Home > Uncategorized > Markets are not our only social space… Model that!

Markets are not our only social space… Model that!

I love markets. But I’m not a market fundamentalist. Non-market organisations or institutions, like unions, often do, in their social space, a better job than market organisations do in the market space. Despite this these non-market organisations are only marginally included in economic models, if at all, and neglected in neoliberal policies. Or: neglected? Neoliberal policies often lead to the destruction of at least part of the ‘social space’ of these ‘NPISH’, or Non Profit Institutions Serving Households’ as statisticians call them. As these organisations, though neglected by economic models, are routinely measured by economic statisticians. Which leads to the question: why are they neglected in the models when we do have the data? To enable policies which, consequently, also neglect the consequences of for instance austerity on these NPISH and what they do?

Anyway, we do measure them. Which is one step. What kind of organisations are included in this concept? (By the way: ‘not for profits’ or ‘non-profits’ is a pretty biased phrase.)

From the British ONS:

  • Charities, relief and aid organisations financed by voluntary transfers in cash or in kind from other institutional units
  • Universities
  • Further Education Colleges (classification decision awaiting implementation – see section 3.7)
  • Trade Unions
  • Political Parties
  • Professional or learned societies
  • Consumers’ associations
  • Churches or religious societies
  • Social, cultural, recreational and sports clubs

If we also think of households themselves, it quickly becomes clear that the time spent by people in non-market social spaces is quite a bit larger than the time spent in the market space…

 

  1. March 3, 2016 at 10:11 am

    There are also two completely different concepts of market: A place for connecting goods with needs, like a bazaar.
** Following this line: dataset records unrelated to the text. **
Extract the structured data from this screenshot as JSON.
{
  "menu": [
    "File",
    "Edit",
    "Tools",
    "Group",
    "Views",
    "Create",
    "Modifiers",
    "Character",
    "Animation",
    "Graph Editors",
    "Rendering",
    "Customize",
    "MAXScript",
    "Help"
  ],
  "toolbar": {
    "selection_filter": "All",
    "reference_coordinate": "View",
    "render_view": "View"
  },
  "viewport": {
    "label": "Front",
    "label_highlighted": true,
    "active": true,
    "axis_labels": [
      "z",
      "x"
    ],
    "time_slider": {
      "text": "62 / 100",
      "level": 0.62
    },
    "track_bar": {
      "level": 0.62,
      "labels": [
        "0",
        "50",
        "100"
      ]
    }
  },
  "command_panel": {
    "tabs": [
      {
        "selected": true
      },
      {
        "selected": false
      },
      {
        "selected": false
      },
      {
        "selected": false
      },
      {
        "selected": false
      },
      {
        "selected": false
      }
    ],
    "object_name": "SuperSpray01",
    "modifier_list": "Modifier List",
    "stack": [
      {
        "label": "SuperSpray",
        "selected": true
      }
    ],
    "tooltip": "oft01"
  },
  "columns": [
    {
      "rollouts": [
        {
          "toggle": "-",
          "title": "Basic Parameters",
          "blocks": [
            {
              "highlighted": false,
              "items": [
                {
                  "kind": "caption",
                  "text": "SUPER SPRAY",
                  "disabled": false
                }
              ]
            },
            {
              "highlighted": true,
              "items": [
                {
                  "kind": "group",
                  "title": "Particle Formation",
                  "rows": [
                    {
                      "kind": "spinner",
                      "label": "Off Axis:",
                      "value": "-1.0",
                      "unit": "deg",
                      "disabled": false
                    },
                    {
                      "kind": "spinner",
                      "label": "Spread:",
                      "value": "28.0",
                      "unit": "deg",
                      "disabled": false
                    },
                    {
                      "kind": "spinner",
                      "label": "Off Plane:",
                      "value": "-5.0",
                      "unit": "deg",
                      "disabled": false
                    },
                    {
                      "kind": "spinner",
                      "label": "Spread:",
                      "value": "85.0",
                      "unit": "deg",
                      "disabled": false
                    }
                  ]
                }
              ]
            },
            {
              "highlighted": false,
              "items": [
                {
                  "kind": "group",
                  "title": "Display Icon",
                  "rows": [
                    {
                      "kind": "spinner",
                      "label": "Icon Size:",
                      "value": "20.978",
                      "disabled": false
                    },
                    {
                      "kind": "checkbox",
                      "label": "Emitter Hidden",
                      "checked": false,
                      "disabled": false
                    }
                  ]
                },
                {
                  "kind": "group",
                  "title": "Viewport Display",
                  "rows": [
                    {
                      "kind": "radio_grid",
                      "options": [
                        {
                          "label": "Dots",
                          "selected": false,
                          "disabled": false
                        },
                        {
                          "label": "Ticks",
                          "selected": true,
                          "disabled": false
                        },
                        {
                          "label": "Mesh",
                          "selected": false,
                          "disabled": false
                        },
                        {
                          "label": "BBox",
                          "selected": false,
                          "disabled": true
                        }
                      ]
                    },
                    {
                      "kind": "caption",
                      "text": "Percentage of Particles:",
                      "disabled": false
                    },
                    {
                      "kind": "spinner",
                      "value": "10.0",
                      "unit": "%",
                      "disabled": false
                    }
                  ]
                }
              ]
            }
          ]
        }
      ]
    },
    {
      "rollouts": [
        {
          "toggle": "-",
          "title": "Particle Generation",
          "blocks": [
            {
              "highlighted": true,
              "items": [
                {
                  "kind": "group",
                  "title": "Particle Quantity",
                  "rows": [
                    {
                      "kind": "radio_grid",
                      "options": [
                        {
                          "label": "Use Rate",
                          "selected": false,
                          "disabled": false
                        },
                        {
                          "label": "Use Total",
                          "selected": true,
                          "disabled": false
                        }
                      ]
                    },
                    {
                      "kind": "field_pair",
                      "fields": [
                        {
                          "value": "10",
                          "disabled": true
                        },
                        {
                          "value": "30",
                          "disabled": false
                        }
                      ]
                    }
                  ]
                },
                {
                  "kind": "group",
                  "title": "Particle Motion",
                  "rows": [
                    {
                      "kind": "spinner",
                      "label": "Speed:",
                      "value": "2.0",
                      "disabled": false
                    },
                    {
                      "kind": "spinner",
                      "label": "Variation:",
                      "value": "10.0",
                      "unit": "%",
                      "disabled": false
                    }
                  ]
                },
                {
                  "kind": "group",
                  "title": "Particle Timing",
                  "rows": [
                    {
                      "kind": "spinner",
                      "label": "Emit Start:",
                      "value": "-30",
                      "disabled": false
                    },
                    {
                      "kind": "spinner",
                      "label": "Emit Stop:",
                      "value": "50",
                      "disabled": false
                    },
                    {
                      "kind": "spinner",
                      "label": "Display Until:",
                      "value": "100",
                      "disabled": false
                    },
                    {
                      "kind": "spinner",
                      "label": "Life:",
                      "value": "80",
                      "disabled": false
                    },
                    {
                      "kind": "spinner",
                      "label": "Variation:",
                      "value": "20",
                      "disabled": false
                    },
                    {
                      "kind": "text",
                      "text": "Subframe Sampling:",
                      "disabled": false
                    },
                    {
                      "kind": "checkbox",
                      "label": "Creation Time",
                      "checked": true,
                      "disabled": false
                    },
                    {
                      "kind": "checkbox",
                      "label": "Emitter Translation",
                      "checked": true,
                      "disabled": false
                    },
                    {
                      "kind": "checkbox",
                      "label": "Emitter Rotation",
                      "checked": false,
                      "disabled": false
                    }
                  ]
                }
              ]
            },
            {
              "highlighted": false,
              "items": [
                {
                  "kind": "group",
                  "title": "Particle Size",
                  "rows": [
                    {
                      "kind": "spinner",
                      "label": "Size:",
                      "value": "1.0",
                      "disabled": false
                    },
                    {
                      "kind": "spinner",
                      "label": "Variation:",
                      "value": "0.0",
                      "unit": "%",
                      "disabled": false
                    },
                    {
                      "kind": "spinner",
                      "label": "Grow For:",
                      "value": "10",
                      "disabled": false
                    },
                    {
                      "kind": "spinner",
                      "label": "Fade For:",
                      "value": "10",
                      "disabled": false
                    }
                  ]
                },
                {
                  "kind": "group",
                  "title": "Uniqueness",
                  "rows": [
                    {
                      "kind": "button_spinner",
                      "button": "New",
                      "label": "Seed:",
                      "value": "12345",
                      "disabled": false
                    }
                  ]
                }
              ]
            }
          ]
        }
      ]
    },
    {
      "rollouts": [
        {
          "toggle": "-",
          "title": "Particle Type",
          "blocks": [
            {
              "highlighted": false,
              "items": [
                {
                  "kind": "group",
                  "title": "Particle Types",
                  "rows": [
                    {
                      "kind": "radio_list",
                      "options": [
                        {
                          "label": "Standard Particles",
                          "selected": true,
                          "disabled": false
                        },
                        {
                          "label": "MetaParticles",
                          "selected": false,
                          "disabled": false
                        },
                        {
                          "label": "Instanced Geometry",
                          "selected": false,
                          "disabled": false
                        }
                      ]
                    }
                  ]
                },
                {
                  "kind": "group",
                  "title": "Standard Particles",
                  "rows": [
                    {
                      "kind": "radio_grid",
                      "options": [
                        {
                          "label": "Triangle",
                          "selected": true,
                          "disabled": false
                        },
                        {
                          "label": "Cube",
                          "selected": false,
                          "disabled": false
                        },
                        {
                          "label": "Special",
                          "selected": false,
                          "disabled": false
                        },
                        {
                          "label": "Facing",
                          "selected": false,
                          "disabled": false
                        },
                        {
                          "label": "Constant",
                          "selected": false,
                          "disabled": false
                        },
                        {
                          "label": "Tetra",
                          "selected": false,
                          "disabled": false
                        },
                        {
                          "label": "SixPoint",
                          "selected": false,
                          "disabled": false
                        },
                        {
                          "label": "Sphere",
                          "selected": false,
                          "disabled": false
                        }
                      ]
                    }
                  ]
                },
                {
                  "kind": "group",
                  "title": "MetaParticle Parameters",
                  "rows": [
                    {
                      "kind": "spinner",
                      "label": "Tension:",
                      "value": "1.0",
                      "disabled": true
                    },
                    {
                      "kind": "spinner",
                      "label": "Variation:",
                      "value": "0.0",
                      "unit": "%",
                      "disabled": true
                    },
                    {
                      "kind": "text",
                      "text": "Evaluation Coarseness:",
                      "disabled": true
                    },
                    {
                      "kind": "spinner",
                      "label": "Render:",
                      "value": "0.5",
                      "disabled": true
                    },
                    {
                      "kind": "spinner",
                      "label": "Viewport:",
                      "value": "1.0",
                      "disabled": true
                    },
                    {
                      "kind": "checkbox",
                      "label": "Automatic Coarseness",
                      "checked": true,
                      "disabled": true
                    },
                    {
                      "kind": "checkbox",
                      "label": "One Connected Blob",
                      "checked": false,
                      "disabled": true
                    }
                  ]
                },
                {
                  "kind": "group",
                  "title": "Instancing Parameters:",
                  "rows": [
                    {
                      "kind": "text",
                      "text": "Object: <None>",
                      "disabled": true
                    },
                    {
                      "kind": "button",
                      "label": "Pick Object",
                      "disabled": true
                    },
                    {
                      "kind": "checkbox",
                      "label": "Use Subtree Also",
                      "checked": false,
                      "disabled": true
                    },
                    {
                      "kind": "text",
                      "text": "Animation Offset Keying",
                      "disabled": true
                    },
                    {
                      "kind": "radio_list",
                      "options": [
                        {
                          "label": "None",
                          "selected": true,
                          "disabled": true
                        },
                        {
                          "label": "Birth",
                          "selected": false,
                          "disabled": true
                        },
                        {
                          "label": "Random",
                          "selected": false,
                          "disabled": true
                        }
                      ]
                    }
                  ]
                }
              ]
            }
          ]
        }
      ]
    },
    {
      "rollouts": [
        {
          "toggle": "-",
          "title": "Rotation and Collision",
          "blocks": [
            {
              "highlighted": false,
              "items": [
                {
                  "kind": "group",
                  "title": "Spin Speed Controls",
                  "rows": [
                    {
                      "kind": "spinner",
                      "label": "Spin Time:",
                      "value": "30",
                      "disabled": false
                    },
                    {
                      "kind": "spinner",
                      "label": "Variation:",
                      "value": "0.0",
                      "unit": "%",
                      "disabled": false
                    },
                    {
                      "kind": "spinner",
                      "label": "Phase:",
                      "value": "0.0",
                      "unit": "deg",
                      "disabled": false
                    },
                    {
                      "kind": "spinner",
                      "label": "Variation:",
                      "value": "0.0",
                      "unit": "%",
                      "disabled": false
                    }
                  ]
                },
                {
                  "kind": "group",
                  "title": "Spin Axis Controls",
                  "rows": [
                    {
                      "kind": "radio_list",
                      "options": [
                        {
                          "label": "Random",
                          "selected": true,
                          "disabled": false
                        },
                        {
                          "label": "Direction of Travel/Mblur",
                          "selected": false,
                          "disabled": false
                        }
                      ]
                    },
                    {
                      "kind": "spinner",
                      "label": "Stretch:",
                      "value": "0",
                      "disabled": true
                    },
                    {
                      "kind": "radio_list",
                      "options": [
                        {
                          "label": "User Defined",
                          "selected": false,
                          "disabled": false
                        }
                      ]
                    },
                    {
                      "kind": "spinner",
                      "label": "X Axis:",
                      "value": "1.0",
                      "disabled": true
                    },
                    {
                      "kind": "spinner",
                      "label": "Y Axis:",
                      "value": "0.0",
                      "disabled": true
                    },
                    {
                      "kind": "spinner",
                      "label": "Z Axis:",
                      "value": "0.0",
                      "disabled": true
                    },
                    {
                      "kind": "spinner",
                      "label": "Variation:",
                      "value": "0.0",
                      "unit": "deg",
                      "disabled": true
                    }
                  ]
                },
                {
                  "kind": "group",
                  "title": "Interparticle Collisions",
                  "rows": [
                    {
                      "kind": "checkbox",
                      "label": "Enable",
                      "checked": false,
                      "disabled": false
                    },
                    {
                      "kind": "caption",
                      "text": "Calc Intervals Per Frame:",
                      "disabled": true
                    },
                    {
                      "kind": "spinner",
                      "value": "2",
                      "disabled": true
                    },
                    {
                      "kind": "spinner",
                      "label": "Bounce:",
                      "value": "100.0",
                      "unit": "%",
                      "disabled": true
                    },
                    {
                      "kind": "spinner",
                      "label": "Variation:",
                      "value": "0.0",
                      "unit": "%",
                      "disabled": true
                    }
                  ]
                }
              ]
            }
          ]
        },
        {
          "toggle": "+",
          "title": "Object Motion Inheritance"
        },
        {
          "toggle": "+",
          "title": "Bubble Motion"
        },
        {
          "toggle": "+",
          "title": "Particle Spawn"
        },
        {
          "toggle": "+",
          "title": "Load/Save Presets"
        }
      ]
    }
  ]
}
Or a mechanism for regulating price, like a commodity exchange. These are not the same thing. Arguably the “invisible hand” works its magic by connecting existing goods to unexpected needs, not so much by discovering a clearing price which a visible bureaucrat could do.

  2. davidmbrichardson
    March 3, 2016 at 10:48 am

    Is there also a trend for many of these “non-profit” organisations to become “marketised” willy-nilly – often negatively affecting their originally intended function?

  3. March 3, 2016 at 7:46 pm

    Quote, “…the time spent by people in non-market social spaces is quite a bit larger than the time spent in the market space…”

    I’ll say, and not just tome spent at our DIY projects and other household activities from work to entertainment, but even when we are sleeping in our own beds rater than a motel bed. Good grief it seems I am not much of a market participant. – good on me =: -)

  4. March 3, 2016 at 10:43 pm

    Nice to see the list. good writing. Thank you.

  5. March 4, 2016 at 6:30 am

    Douglas North observed more than 30 years ago, “It is a peculiar fact that the literature on economics … contains so little discussion of the central institution that underlies neoclassical
    economics-the market.” In fact economists who favor free markets hardly ever tell you what they believe a market to be. But let’s assume along with Callon that a market is both an abstraction representing the process through which supply and demand confront one another and reach a compromise as to quantity and prices, and, at the same time the place (location) where the exchange occurs. A “free” market is then just both of these in which there is little or no regulation by government, or little oversight of any sort. As Polanyi pointed out almost a century ago organizing markets is difficult, and keeping them functioning is even more difficult. Who the hell can you trust, how far, and for how long? Failure is a usual, very usual occurrence for markets. In theory there is no tradition, custom, family restraints, or obligations to others outside the market that restrict how market participants act. Plus markets often go off in unexpected directions and cause harm in ways and for people or places that was not intended or expected. All and all not a reliable or efficient way to meet demand with supply at a price all participants can accept. In addition there are frequent opportunities in markets (particularly the free ones) for fraud, extortion, bullying, and outright violence. And of course markets often make those not involved in them suffer for the benefit of those who are involved. Begs the question, why would anyone want to be involved with such processes, particularly the abstract versions such as financial markets and banking?